Wednesday, December 26, 2007
Mrs. Bootleg's (Christmas) Booty
Hope everyone had a nice holiday.
My Christmas season didn't really begin in earnest until Christmas Eve. Y'see, I'd spent the previous three weeks giving my last few paychecks directly to the Disney-Pixar Cars conglomerate. The movie came out 18 months ago, but the moi-chandising continues unabated.
How grotesque did it get?
I actually purchased not one, but two unauthorized bootleg(!) Cars toys from eBay depicting characters that aren't even out yet. Trust me…none of you really want to know how much we spent on the boy. Let's just say the amount of swag that Jalen had under the tree was directly proportional to the amount of attention he spent on the first…gift…he…opened.
Jalen's Parents: "Don't you want to open your other presents?"
We thought it would be cool to have him first open the ONE car he wanted more than any other. With camcorder rolling and me handling the still photography, Jalen took his car and left the festive living room to race his toy around circular track of our dining room table.
So, with the knowledge that just $3.99 could've made our son's Christmas, the wife and I proceeded to exchange our own gifts. Here's her haul:
Victoria's Secret Gift Card: The gift card has become the longest-running in-joke of our relationship. I have friends and co-workers, male and female, who can't believe I buy them for anyone other than a casual acquaintance whose birthday I forgot. I buy gift cards now to spite these people. Anyways, Mrs. Bootleg is one of the few women on earth – outside of WWE Diva bra n' panty matches – who insists that her bra n' panty matches, so there ya go. (Hmm, was that clever bit of wordplay worth the revelation of my wife's underwear routine? YES!)
Ann Taylor's Loft Gift Card: See above. Oddly enough, I'd sooner buy draws for Mrs. Bootleg than a blouse (or whatever "shirts for girls" are called these days).

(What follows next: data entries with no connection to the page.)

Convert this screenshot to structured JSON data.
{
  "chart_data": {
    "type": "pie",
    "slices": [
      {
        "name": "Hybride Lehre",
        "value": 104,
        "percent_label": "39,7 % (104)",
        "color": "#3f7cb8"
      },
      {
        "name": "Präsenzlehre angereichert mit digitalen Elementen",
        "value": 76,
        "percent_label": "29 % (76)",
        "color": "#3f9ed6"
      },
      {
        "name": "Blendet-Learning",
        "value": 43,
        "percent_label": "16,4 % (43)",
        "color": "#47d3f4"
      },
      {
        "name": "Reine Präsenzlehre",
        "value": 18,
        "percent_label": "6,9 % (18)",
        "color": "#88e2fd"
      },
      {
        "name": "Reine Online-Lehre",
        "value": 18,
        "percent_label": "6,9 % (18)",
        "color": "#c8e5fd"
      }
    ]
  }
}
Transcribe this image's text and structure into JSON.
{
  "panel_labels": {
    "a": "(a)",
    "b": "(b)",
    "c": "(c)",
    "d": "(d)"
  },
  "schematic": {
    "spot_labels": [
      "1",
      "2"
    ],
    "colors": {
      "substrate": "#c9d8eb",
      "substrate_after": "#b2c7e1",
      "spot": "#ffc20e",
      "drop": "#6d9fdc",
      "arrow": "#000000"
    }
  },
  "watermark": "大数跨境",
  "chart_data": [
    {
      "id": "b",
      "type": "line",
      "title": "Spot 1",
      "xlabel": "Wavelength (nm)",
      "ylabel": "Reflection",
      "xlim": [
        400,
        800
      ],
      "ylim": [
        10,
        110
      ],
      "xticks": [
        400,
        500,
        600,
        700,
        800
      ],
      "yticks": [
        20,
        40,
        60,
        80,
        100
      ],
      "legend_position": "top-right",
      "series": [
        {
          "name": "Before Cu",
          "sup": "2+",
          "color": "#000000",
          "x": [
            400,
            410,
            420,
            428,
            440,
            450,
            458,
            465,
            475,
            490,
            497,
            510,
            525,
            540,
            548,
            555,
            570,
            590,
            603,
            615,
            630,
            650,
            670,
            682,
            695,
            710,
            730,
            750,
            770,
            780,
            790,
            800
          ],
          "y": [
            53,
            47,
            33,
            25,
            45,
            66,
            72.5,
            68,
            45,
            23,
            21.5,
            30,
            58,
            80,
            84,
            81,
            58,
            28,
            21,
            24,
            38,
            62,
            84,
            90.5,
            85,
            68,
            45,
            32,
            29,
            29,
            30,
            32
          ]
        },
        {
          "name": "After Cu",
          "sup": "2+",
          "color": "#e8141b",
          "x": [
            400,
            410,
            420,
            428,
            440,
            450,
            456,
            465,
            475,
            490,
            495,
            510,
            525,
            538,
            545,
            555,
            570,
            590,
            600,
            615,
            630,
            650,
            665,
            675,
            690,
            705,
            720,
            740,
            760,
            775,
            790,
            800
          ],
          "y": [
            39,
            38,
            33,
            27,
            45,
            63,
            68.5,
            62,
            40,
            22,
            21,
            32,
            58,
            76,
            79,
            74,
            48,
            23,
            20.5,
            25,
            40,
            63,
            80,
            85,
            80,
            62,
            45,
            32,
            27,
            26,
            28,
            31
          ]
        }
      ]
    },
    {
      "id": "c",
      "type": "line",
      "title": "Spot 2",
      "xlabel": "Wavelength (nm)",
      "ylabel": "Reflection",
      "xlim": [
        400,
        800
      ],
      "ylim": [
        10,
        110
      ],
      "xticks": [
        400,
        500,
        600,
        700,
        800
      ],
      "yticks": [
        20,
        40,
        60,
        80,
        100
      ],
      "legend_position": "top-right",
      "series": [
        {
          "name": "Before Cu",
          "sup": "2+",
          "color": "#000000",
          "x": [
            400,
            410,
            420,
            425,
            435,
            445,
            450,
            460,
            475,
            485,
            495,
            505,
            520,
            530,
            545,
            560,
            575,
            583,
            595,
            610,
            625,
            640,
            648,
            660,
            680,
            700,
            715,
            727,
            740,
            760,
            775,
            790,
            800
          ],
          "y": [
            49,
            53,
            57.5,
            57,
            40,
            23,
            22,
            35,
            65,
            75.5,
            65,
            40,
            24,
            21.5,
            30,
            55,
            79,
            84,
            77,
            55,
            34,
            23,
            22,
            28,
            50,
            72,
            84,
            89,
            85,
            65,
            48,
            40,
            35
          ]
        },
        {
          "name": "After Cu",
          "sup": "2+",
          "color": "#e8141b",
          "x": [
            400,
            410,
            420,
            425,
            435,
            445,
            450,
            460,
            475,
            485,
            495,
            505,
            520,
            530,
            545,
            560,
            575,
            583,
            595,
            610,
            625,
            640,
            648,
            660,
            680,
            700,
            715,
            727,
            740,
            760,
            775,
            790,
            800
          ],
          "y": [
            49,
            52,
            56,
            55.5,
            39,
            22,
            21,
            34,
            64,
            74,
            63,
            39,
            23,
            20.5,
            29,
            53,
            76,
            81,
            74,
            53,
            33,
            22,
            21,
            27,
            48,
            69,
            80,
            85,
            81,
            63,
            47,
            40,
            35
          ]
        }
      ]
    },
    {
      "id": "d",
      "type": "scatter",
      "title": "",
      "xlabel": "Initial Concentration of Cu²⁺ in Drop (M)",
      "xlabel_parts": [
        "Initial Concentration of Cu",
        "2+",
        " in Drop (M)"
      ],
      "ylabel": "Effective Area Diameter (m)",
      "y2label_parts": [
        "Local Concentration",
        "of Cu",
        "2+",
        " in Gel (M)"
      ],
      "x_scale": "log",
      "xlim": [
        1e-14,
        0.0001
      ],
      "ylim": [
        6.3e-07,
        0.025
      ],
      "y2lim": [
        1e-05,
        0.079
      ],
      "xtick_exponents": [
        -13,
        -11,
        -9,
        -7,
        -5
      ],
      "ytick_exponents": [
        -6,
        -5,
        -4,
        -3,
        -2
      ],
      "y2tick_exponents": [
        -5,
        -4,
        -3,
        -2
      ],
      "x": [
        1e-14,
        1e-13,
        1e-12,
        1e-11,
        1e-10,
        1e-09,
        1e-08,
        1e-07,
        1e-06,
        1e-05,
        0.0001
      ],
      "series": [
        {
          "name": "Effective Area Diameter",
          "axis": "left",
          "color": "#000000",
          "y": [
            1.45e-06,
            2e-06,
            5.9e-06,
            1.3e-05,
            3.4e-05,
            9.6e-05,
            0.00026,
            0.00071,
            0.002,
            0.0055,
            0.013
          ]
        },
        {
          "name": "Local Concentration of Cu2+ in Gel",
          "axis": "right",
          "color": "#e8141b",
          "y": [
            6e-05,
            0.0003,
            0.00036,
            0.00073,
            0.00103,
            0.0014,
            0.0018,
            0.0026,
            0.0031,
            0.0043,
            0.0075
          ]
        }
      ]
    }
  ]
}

Digital Picture Frame: There was a recent issue of Consumer Reports that featured a story (and product rankings) of this newest gadget fad. Just take the memory card from your digital camera and insert it into the frame. Boom! Instant slideshow for your wall or nightstand. Let's hope this gift doesn't meet the same neglected fate of her 30GB iPod with all of 80 songs.
Ceramic Hair Curlers: Amazingly, this would only be the third most embarrassing gift that I purchased this Christmas. Read on.
Day Spa Gift Card: For years, I'd made the mistake of buying full day-long packages for the wife. In reality, all Mrs. Bootleg sees is a "get out of mothering for free" furlough. I could put $5 on it and she'd still use it as soon as possible, happy to pay the exorbitant difference.
San Diego State Apparel: The wife wanted an SDSU sweatshirt from the Aztec Shop – an official licenser, which means the consumer is paying anywhere from 2-4 times more than you'd expect for a regular ol' red sweatshirt. Why? Cuz it's got "SDSU" across the front in big block letters. Fortunately, I was able to save $42.95, since the only sweatshirts they had were hoodies (I'm barely able to still pull those off – figuratively and literally, while the wife at three years my senior is officially too old for them). She ended up with a SDSU warm-up suit, instead. For the soccer mom-in-training.
Winnie the Pooh Xmas Ornament: Among the items in an awesome holiday package from That Nick'a Family (which included the clear winner in "Aaron's Favorite Xmas Gift – 2007") were a pair of colorful ornaments. Mrs. Bootleg tried to guilt me by noting that they had bought more for our Christmas tree in one day than I ever had in 100 years of dating/marriage. So, since the wife opted to talk out of turn so brazenly, she sacrificed another gift from me with one for the tree. It could've been jewelry. I hope she's learned her lesson.
Stocking Stuffers: MORE gift cards from assorted vendors and some kind of coconut butter facial wash "sampler" that still cost me $10/container. Doesn't "sample" imply that it's free? When did this change? And, you had to be there when I axed the lady on the sales floor for this item as she tried to sell me the $50 "gift set". Second most embarrassing item I bought this Xmas.
All in all, I'd say she made out like a bandit. And, that's even considering that she made me buy a gift – on her behalf – for the daughter of one of her girlfriends. It was a frilly princess gown from the Enchanted movie that I held under my arm for almost 30 minutes while waiting in line at Toys R Us. Worse than all the tampons and panty liners I've picked up over the years, combined.